Few wedding-related tasks bring out the stress like setting up a wedding registry.
It’s an ugly combination of emotions. There are lots of decisions to be made, there’s a nagging feeling of greediness inherent in asking for gifts, and yes — for many couples there are going to be disputes about what the newly married household does and doesn’t need.
Navigating that minefield can be a delicate dance. Here are some key tips for grooms facing the creation of their wedding registries:
- Remember that wedding registries aren't mandatory
- Divide up the tasks and choices
- Go digital
- Create a wide range of prices
- Know how you're getting the word out
- Consider an online wedding registry
#1 Remember That Wedding Registries Aren’t Mandatory
It’s worth keeping in mind that you and your intended don’t have to register anywhere.
The modern wedding registry — effectively just a wishlist of gifts, often streamlined for easy purchase online — is a recent creation. For most of modern history, wedding gifts have been selected individually by the guests, based on their own knowledge of and wishes for the marrying couple.
Avoiding a registry is certainly the easiest and most stress-free way to handle wedding gifts. The answer to everyone’s questions will always be the same: “There’s no registry; please feel free to bring whatever you think is appropriate.”
Unless you have a specific reason for wanting your guests directed to a particular store or company, give some thought to the no-registry option.
#2 Divide Up The Choices
If you do go with a registry, the big concern is usually making sure that there are items for both the bride and the groom on there.
At the risk of stereotyping, a lot of the big housewares store chains (Bed Bath & Beyond, etc.) aren’t the most guy-focused businesses. If you’re registering exclusively at places like that, it’s easy for the groom to feel left out.

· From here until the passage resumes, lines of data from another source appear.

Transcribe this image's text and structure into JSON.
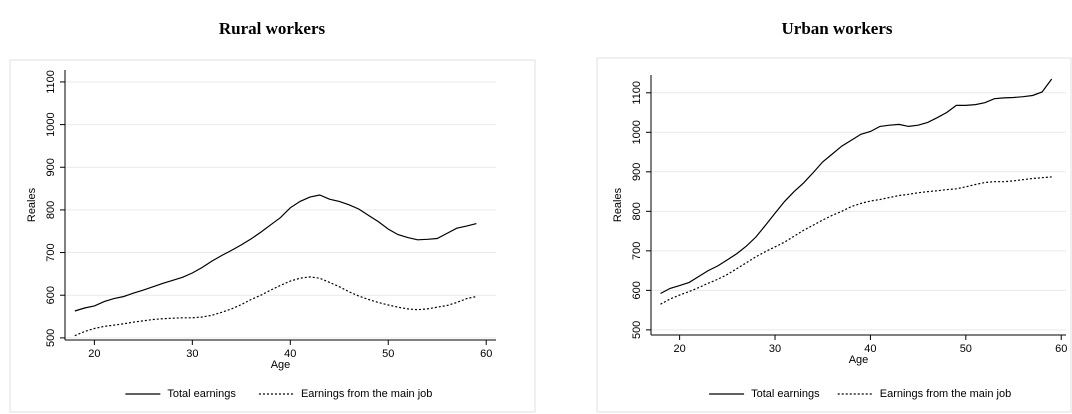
{
  "chart_data": [
    {
      "type": "line",
      "title": "Rural workers",
      "xlabel": "Age",
      "ylabel": "Reales",
      "x": [
        18,
        19,
        20,
        21,
        22,
        23,
        24,
        25,
        26,
        27,
        28,
        29,
        30,
        31,
        32,
        33,
        34,
        35,
        36,
        37,
        38,
        39,
        40,
        41,
        42,
        43,
        44,
        45,
        46,
        47,
        48,
        49,
        50,
        51,
        52,
        53,
        54,
        55,
        56,
        57,
        58,
        59
      ],
      "xlim": [
        17,
        61
      ],
      "xticks": [
        20,
        30,
        40,
        50,
        60
      ],
      "ylim": [
        495,
        1128
      ],
      "yticks": [
        500,
        600,
        700,
        800,
        900,
        1000,
        1100
      ],
      "grid": true,
      "series": [
        {
          "name": "Total earnings",
          "color": "#000000",
          "dash": "solid",
          "values": [
            563,
            570,
            575,
            585,
            592,
            597,
            605,
            612,
            620,
            628,
            635,
            642,
            652,
            665,
            680,
            693,
            705,
            718,
            732,
            748,
            765,
            782,
            805,
            820,
            830,
            835,
            825,
            820,
            812,
            802,
            787,
            772,
            755,
            742,
            735,
            730,
            731,
            733,
            745,
            757,
            762,
            768
          ]
        },
        {
          "name": "Earnings from the main job",
          "color": "#000000",
          "dash": "dotted",
          "values": [
            505,
            515,
            522,
            527,
            530,
            533,
            537,
            540,
            543,
            545,
            546,
            547,
            547,
            549,
            553,
            560,
            568,
            578,
            590,
            600,
            612,
            623,
            633,
            640,
            643,
            640,
            630,
            620,
            608,
            598,
            590,
            583,
            577,
            572,
            568,
            566,
            568,
            572,
            576,
            583,
            592,
            597
          ]
        }
      ]
    },
    {
      "type": "line",
      "title": "Urban workers",
      "xlabel": "Age",
      "ylabel": "Reales",
      "x": [
        18,
        19,
        20,
        21,
        22,
        23,
        24,
        25,
        26,
        27,
        28,
        29,
        30,
        31,
        32,
        33,
        34,
        35,
        36,
        37,
        38,
        39,
        40,
        41,
        42,
        43,
        44,
        45,
        46,
        47,
        48,
        49,
        50,
        51,
        52,
        53,
        54,
        55,
        56,
        57,
        58,
        59
      ],
      "xlim": [
        17,
        60.5
      ],
      "xticks": [
        20,
        30,
        40,
        50,
        60
      ],
      "ylim": [
        487,
        1145
      ],
      "yticks": [
        500,
        600,
        700,
        800,
        900,
        1000,
        1100
      ],
      "grid": true,
      "series": [
        {
          "name": "Total earnings",
          "color": "#000000",
          "dash": "solid",
          "values": [
            592,
            605,
            612,
            620,
            635,
            650,
            662,
            677,
            693,
            712,
            735,
            765,
            795,
            825,
            850,
            872,
            898,
            925,
            945,
            965,
            980,
            995,
            1002,
            1015,
            1018,
            1020,
            1015,
            1018,
            1025,
            1037,
            1050,
            1068,
            1068,
            1070,
            1075,
            1085,
            1087,
            1088,
            1090,
            1093,
            1102,
            1135
          ]
        },
        {
          "name": "Earnings from the main job",
          "color": "#000000",
          "dash": "dotted",
          "values": [
            565,
            578,
            588,
            597,
            607,
            618,
            628,
            640,
            655,
            670,
            685,
            698,
            710,
            722,
            737,
            752,
            765,
            778,
            790,
            800,
            812,
            820,
            826,
            830,
            835,
            840,
            843,
            847,
            850,
            852,
            855,
            857,
            862,
            868,
            873,
            875,
            875,
            877,
            880,
            883,
            885,
            887
          ]
        }
      ]
    }
  ]
}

These days, it’s common for a couple to register at three stores. Use that number to give everyone some options. Have one conventional houseware store if you must, but consider throwing something a little more guy-friendly on as well — anything from a more artsy design studio to a home improvement store.
Then divide up the construction of the registries as well. If the groom gets a Home Depot registry, he has to make the Home Depot registry — it’s only fair.
The divide-and-conquer approach can leave everyone feeling like they got a say in the creation of the registries, and got some support in the process of making them. It’s well worth your while if you are doing conventional registries.
You can also look into non-traditional gift registries that appeal to both partners’ interests or long-term goals. Consider things like landscaping or house-related gifts (trees, decks and so forth), the beginnings of a fine wine cellar, or other projects that will benefit everyone beyond the basic housewares.
#3 Go Digital
Most major chain stores these days allow not only online registry shopping, but also online registry creation. Remove the stress of driving out to malls and shopping centers by doing it all from home!
Be sure to do a test run after the registration is complete and make sure that guests can easily access, shop at, and make purchases from the website. Go through all the steps up to the final purchase click. If there are errors or navigation challenges, fix those before sending anyone the link.
There are also whole businesses dedicated to creating digital registries for unconventional products. A “travel registry” allows guests to pay for parts of a honeymoon trip (the air tickets, one night’s lodging, a meal on the road, etc.). Couples who don’t need gifts for themselves can even set up a donations registry with their favorite charity.
Here are online wedding registries that you can choose from:
- Bed Bath and Beyond
- Crate and Barrel
- JC Penny
- Upon Our Star
- Deposit a Gift
- I Do Foundation
- Pottery Barn
- Hatch My House
- Simple Registry
- Merci Registry
- Zank You
- My Registry
- Honeymoon Wishes
#4 Create a Wide Range of Prices
On any registry, list enough goods that there are several options in every price range. You want at least two or three items for everything from minor gifts ($5-50) to conventional gifts ($50-250) on up to large investments ($250+). A handful of even more expensive items may be appropriate if you suspect there will be rich friends or relatives looking to make a lavish gift.
Keep an eye on registries as they fill up. Be ready to add an item here or there if a specific price range has filled up. Never remove a gift once it’s been listed on a publicly available registry unless you absolutely have to. However, someone may have been planning on buying it, but has not filled out the form yet.
Finally, never request or even suggest that you would like cash gifts unless you want people to judge you harshly. Cash payments toward specific things like vacations or charities have gradually become socially acceptable. Simply requesting money to do with as you please remains incredibly tacky. People do it — but you don’t want to be those people. Seriously.
#5 Know How You’re Getting The Word Out
The etiquette of wedding registries is changing, for better or for worse.
Traditionally the rule was simple: the registry was only mentioned if someone asked about it directly, and it was never listed on invitations or any other wedding document.
That’s still the most polite way to handle things. But, the trend of including registration information in the invitation is becoming more common. As more and more people create and use wedding websites, links to the registries have found their way there, as well.
Know how you plan to make your registries available before you create them. Wedding websites and word of mouth are both socially acceptable; requests on the invitations are much dodgier. (Even saying “no gifts please” is considered bad form. It implies that gifts are the default and that you’re doing people a favor by waiving the requirement.)